The bullish outlook on active adult is driven largely by the fact that residents of those communities are often younger and with fewer care needs, according to the report. The category is also more affordable than independent living, with active adult clocking in at anywhere between 30% to 50% less expensive. The properties tend to lease up faster than and carry lower resident turnover than more traditional senior living communities in the range of about six to eight units per month.

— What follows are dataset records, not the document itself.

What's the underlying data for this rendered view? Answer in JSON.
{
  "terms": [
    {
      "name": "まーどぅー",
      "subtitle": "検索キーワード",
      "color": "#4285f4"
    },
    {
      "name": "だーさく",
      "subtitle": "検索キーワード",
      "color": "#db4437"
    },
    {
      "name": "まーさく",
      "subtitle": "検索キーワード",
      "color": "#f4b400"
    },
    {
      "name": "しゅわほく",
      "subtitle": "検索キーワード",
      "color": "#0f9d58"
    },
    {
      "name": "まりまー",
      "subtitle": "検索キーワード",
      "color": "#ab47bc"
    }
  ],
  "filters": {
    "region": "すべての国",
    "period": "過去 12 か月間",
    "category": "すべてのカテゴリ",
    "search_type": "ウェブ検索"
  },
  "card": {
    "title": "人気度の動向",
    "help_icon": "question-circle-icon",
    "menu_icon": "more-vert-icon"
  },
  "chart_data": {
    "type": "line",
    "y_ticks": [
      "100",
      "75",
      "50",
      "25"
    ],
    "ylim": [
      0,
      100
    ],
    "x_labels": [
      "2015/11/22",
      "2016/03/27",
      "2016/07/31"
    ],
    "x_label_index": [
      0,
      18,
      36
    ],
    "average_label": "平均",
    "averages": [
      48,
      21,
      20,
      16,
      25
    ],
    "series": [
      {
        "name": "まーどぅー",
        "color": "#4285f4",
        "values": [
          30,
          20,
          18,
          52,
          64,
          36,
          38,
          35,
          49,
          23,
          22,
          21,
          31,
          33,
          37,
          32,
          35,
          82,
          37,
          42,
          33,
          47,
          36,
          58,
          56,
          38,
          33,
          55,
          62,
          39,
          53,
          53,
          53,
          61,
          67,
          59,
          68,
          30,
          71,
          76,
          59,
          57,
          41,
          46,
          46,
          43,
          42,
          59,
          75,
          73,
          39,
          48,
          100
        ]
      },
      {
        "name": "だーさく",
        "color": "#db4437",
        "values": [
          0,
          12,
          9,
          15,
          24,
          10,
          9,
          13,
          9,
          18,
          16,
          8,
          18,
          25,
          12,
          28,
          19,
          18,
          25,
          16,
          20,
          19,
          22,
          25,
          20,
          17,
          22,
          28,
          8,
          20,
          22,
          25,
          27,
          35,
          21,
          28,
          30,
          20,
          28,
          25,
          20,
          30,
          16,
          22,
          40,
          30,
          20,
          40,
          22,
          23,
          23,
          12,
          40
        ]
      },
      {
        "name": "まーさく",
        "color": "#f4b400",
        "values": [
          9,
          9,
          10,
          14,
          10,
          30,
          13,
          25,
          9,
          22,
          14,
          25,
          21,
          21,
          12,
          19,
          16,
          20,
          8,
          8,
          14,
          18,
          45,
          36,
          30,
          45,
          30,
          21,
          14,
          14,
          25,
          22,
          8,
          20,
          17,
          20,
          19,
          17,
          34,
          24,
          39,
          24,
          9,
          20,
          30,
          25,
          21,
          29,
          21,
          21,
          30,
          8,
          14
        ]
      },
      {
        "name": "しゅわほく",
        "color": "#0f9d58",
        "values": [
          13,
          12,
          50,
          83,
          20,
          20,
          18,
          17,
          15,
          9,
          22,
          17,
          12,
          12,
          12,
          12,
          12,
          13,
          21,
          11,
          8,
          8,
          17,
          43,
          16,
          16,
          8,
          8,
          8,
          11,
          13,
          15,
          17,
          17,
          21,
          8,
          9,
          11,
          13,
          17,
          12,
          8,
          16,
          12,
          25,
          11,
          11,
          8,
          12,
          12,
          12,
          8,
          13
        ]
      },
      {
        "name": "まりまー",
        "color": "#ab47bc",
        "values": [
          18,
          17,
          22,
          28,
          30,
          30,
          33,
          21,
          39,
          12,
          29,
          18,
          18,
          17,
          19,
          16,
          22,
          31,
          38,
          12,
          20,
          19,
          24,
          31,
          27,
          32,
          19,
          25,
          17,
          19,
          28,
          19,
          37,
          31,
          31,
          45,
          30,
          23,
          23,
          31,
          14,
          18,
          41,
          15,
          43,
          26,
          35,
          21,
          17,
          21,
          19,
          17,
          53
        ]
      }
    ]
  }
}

Active adult communities have fewer staffing requirements and are cheaper to build. With fewer full-time staffers — usually between six and nine — active adult communities have far lower payroll costs than senior living properties. And operators can earn extra revenue by charging residents for add-ons such as garage parking, retail, and catering services. When taking all of that into account, active adult properties with higher rents, lower expenses and longer lengths of stay can achieve margins of as much as 55% to 65%, according to the report.
With active adult now defined, NIC MAP Vision is now collecting more robust operational data on the sector. And Harry reiterated the organization is still “only at the beginning” of its data collection. “Our intent is to continue to build on the transparency in this sector and provide the resources behind it so that we can be giving insights so that those stakeholders in the space can make informed decision on the behalf of those residents,” said Harry.